There are media reports of global temperatures rising across all regions, but at different rates of warming. All major land areas across the globe are getting warmer, the worst affected being the Arctic region (covering parts of northern Canada, Greenland, Russia, Alaska, and northern Europe), with faster increases reported from Europe and Asia. There is no need for panic, but prudence demands the formulation of strategies urgently to meet possible outcomes.
El Niño is unpredictable, and anything is possible, the worst-case scenario being prolonged drought and the resultant drop in agricultural production. In Sri Lanka, reservoirs run dry even during short dry spells, causing severe water stress.
Sri Lanka is no stranger to heatwaves, albeit not of the same severity as the ones in Europe at present. However, recent studies indicate increasing frequency and intensity of heatwaves.
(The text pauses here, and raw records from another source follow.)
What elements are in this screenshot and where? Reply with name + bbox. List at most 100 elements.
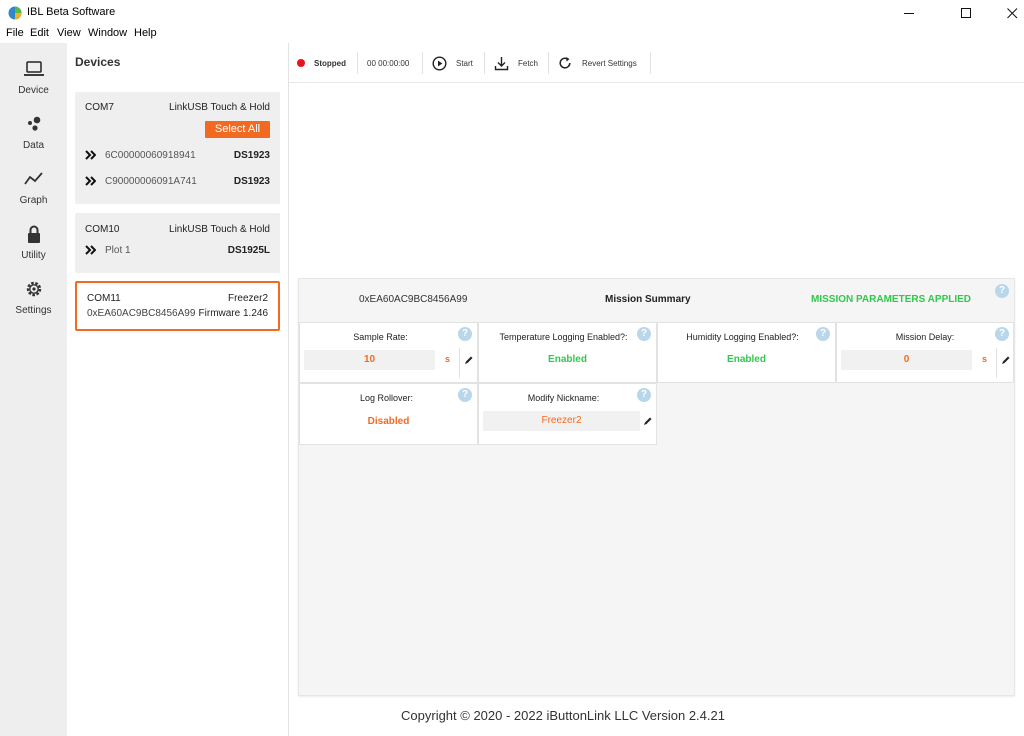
card-port: COM10 bbox=[85, 224, 120, 235]
temperature-logging-value[interactable]: Enabled bbox=[479, 354, 656, 365]
humidity-logging-value[interactable]: Enabled bbox=[658, 354, 835, 365]
mission-delay-unit: s bbox=[982, 354, 988, 364]
temperature-logging-label: Temperature Logging Enabled?: bbox=[499, 332, 628, 342]
rail-label-data: Data bbox=[22, 140, 45, 151]
double-chevron-icon bbox=[85, 245, 96, 255]
edit-icon[interactable] bbox=[643, 416, 653, 426]
device-serial[interactable]: C90000006091A741 bbox=[105, 176, 197, 187]
device-model: DS1923 bbox=[233, 150, 270, 161]
rail-label-graph: Graph bbox=[19, 195, 48, 206]
revert-label: Revert Settings bbox=[582, 58, 637, 68]
cell-divider bbox=[996, 348, 997, 378]
sample-rate-unit: s bbox=[445, 354, 451, 364]
window-title: IBL Beta Software bbox=[27, 6, 116, 18]
help-icon[interactable]: ? bbox=[458, 388, 472, 402]
sample-rate-cell: Sample Rate: ? 10 s bbox=[299, 322, 478, 383]
fetch-button[interactable]: Fetch bbox=[494, 43, 538, 83]
nav-rail: Device Data Graph Utility Settings bbox=[0, 43, 67, 736]
status-indicator: Stopped bbox=[297, 43, 346, 83]
toolbar-divider bbox=[650, 52, 651, 74]
nickname-input[interactable]: Freezer2 bbox=[483, 411, 640, 431]
maximize-button[interactable] bbox=[943, 0, 989, 26]
rail-item-device[interactable]: Device bbox=[0, 59, 67, 109]
devices-panel: Devices COM7 LinkUSB Touch & Hold Select… bbox=[67, 43, 289, 736]
play-icon bbox=[432, 55, 447, 71]
minimize-icon bbox=[903, 12, 914, 14]
help-icon[interactable]: ? bbox=[637, 327, 651, 341]
download-icon bbox=[494, 56, 509, 70]
humidity-logging-label: Humidity Logging Enabled?: bbox=[686, 332, 799, 342]
device-card-com11[interactable]: COM11 Freezer2 0xEA60AC9BC8456A99 Firmwa… bbox=[75, 281, 280, 331]
toolbar-divider bbox=[548, 52, 549, 74]
menu-help[interactable]: Help bbox=[134, 27, 157, 39]
double-chevron-icon bbox=[85, 176, 96, 186]
rail-item-graph[interactable]: Graph bbox=[0, 169, 67, 219]
close-button[interactable] bbox=[989, 0, 1024, 26]
help-icon[interactable]: ? bbox=[995, 284, 1009, 298]
mission-delay-input[interactable]: 0 bbox=[841, 350, 972, 370]
mission-delay-label: Mission Delay: bbox=[895, 332, 955, 342]
card-nickname: Freezer2 bbox=[227, 293, 268, 304]
revert-settings-button[interactable]: Revert Settings bbox=[558, 43, 637, 83]
menu-bar: File Edit View Window Help bbox=[0, 26, 1024, 42]
help-icon[interactable]: ? bbox=[816, 327, 830, 341]
devices-title: Devices bbox=[75, 55, 121, 69]
card-address: 0xEA60AC9BC8456A99 bbox=[87, 308, 196, 319]
start-label: Start bbox=[456, 58, 473, 68]
device-model: DS1925L bbox=[227, 245, 270, 256]
double-chevron-icon bbox=[85, 150, 96, 160]
timer: 00 00:00:00 bbox=[367, 43, 409, 83]
timer-text: 00 00:00:00 bbox=[367, 58, 410, 68]
card-adapter: LinkUSB Touch & Hold bbox=[169, 102, 270, 113]
gear-icon bbox=[26, 281, 41, 297]
stopped-dot-icon bbox=[297, 59, 305, 67]
menu-window[interactable]: Window bbox=[88, 27, 127, 39]
toolbar-divider bbox=[422, 52, 423, 74]
device-card-com10[interactable]: COM10 LinkUSB Touch & Hold Plot 1 DS1925… bbox=[75, 213, 280, 273]
edit-icon[interactable] bbox=[1001, 355, 1011, 365]
humidity-logging-cell: Humidity Logging Enabled?: ? Enabled bbox=[657, 322, 836, 383]
edit-icon[interactable] bbox=[464, 355, 474, 365]
app-logo-icon bbox=[8, 6, 22, 20]
toolbar-divider bbox=[357, 52, 358, 74]
minimize-button[interactable] bbox=[886, 0, 932, 26]
cell-divider bbox=[459, 348, 460, 378]
device-serial[interactable]: Plot 1 bbox=[105, 245, 131, 256]
card-firmware: Firmware 1.246 bbox=[198, 308, 268, 319]
card-port: COM11 bbox=[87, 293, 121, 304]
select-all-button[interactable]: Select All bbox=[205, 121, 270, 138]
lock-icon bbox=[27, 225, 40, 243]
menu-file[interactable]: File bbox=[6, 27, 24, 39]
title-bar: IBL Beta Software bbox=[0, 0, 1024, 26]
rail-item-data[interactable]: Data bbox=[0, 114, 67, 164]
refresh-icon bbox=[559, 57, 571, 69]
help-icon[interactable]: ? bbox=[458, 327, 472, 341]
status-text: Stopped bbox=[314, 58, 346, 68]
toolbar-divider bbox=[484, 52, 485, 74]
mission-device-id: 0xEA60AC9BC8456A99 bbox=[359, 294, 468, 305]
rail-label-device: Device bbox=[18, 85, 49, 96]
mission-header: 0xEA60AC9BC8456A99 Mission Summary MISSI… bbox=[299, 279, 1014, 322]
log-rollover-cell: Log Rollover: ? Disabled bbox=[299, 383, 478, 445]
menu-view[interactable]: View bbox=[57, 27, 81, 39]
footer-copyright: Copyright © 2020 - 2022 iButtonLink LLC … bbox=[401, 708, 725, 723]
sample-rate-input[interactable]: 10 bbox=[304, 350, 435, 370]
log-rollover-value[interactable]: Disabled bbox=[300, 416, 477, 427]
mission-panel: 0xEA60AC9BC8456A99 Mission Summary MISSI… bbox=[298, 278, 1015, 696]
rail-label-utility: Utility bbox=[21, 250, 46, 261]
help-icon[interactable]: ? bbox=[995, 327, 1009, 341]
nickname-label: Modify Nickname: bbox=[527, 393, 600, 403]
maximize-icon bbox=[960, 7, 971, 18]
device-card-com7[interactable]: COM7 LinkUSB Touch & Hold Select All 6C0… bbox=[75, 92, 280, 204]
rail-item-utility[interactable]: Utility bbox=[0, 224, 67, 274]
help-icon[interactable]: ? bbox=[637, 388, 651, 402]
card-port: COM7 bbox=[85, 102, 114, 113]
menu-edit[interactable]: Edit bbox=[30, 27, 49, 39]
graph-icon bbox=[23, 172, 43, 185]
rail-item-settings[interactable]: Settings bbox=[0, 279, 67, 329]
data-icon bbox=[27, 116, 40, 131]
fetch-label: Fetch bbox=[518, 58, 539, 68]
device-model: DS1923 bbox=[233, 176, 270, 187]
device-serial[interactable]: 6C00000060918941 bbox=[105, 150, 196, 161]
start-button[interactable]: Start bbox=[432, 43, 473, 83]
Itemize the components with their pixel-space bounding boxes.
There have been several such events during the past seven years or so in this country, with the Department of Meteorology and the government issuing warnings of increased risks of heat stroke, heat exhaustion, and dehydration, especially among outdoor workers, children and elders. It may be recalled that according to media reports based on research findings, between 2001 and 2013, about 23% of Sri Lankans were exposed to dangerous heatwave conditions.
Besides, urban centres, such as Colombo, are experiencing the so-called urban heat island effect due to buildings, pavements, etc., retaining heat. Sri Lanka should seriously consider adopting the Miyawaki method, a Japanese technique of creating dense micro-forests or ‘pocket forests’ in small urban spaces to improve biodiversity, capture carbon, reduce urban heat and improve air quality. London has reportedly adopted this method successfully. The question is why the city of Colombo, accredited as an international Wetland City by the Ramsar Convention of Wetlands, and its suburbs have not adopted the Miyawaki method.
As for Sri Lanka, two main El Niño and climate change mitigating factors are said to be its geographical location and its central mountain range, which helps maintain atmospheric moisture, reducing the likelihood of severe droughts experienced in some other countries affected by El Niño. Hence, the need to conserve the country’s forest cover, which is unfortunately shrinking.
For Sri Lanka as well as other countries, deforestation is no longer an environmental issue; it is a serious existential problem as well. Sri Lanka’s forest cover is believed to be about 29-30% of the total land area. The government has set an ambitious target of increasing it up to 32% of the land area. The ongoing reforestation initiatives deserve fullest public cooperation.
Nothing is said to be so certain as the unexpected in climatic events; forecasts about them could go wrong. Therefore, the need for Sri Lanka to remain alert and have contingency plans to mitigate their impact cannot be overstated.